Les deux clercs hochèrent la tête, contrariés, obtempérant visiblement à contrecœur. Lorsque le petit groupe se dispersa, le chanoine ramassa avec soin toutes les flèches qu’il aperçut, et les brandit en un signe de défi avant de rentrer dans l’église du Saint-Sépulcre. Régnier reprit le chemin du palais, accolé au sud-ouest du sanctuaire. Il se frottait le visage, inquiet. Le royaume venait à peine de se remettre des affrontements entre la reine mère Mélisende et le roi Baudoin. Il ne manquait plus qu’aux clercs de dégainer les armes pour de futiles prétextes tandis que pendant ce temps, Nūr ad-Dīn approchait ses mains de la cité de Damas… ❧

Notes

Dans les premières années de la décennie 1150, le jeune Baudoin III parvint enfin à s’assurer la mainmise sur le royaume. L’affrontement avec sa mère Mélisende avait créé de nombreuses difficultés internes au royaume alors que la Seconde Croisade échouait devant les murs de Damas.

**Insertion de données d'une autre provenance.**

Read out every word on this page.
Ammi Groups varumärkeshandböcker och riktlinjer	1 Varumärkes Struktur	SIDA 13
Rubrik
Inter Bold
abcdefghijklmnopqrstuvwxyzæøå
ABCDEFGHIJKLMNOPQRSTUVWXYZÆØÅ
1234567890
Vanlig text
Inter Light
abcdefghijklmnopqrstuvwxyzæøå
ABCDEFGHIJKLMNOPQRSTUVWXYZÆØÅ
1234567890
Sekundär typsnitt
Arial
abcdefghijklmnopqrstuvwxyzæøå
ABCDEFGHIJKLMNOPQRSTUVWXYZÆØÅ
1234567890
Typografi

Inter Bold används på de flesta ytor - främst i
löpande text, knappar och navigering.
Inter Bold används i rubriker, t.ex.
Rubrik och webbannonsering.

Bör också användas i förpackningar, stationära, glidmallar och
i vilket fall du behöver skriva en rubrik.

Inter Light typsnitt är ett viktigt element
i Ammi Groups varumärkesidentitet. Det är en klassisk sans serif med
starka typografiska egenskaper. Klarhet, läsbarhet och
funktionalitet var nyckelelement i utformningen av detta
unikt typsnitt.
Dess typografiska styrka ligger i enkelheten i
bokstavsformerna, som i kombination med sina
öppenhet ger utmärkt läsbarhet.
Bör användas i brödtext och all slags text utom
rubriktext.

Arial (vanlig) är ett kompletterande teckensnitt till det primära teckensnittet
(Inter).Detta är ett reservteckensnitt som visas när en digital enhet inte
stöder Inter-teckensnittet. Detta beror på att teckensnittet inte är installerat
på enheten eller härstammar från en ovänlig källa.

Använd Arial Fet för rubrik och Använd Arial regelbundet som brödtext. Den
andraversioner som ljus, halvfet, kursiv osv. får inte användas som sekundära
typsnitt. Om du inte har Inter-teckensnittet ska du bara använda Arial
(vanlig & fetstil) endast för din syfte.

Le succès à Ascalon supprimait la dernière tête de pont Fâtimide mais ne suffisait pas à éclipser l’échec dans les combats orientaux. Damas demeura hors de portée du pouvoir chrétien et, surtout, fut annexée par Nūr ad-Dīn à ses possessions nordiques. L’émir établissait ainsi dans les territoires musulmans une unité telle qu’il n’y en avait pas eu depuis l’arrivée des Latins en Terre sainte, plus de cinquante ans auparavant. Cela explique pourquoi les efforts des deux adversaires se portèrent ensuite sur l’Égypte, où la dynastie chiite en place vacillait, offrant le pays à qui aurait la force de s’en emparer.

À côté de cela, la fortune des ordres religieux militaires en avait fait des pouvoirs quasi autonomes au sein des territoires chrétiens. Indépendants du royaume laïc, ils avaient été également affranchis par le Pape de la tutelle du clergé local, ce qui provoqua de nombreux remous. En outre, depuis quelques années, parmi ces exempts, les frères de Saint-Jean (communément appelé Hospitaliers) se militarisaient à grande vitesse. Il se voyaient régulièrement remettre des forteresses, comme on le faisait déjà pour l’ordre du Temple. Fort de cette puissance armée, Gilbert d’Assailly, futur grand maître de l’Hôpital, fut d’ailleurs un des chauds partisans de la politique agressive envers l’Égypte.

Références

Boas Adrian J., Jerusalem in the Time of the Crusades, Londres et New-York : Routledge, 2001.

Elisséef Nikita, Nūr ad-Dīn. Un grand prince musulman de Syrie au temps des Croisades, Damas : Institut Français de Damas, 1967.

Riley-Smith Jonathan, The Knights of St. John in Jerusalem and Cyprus c.1050-1310, McMillan, 1967.

1)
Milice urbaine.
2)
Bâton, hampe. Désigne plus largement tout ce qui comporte un long manche, arme comme outil.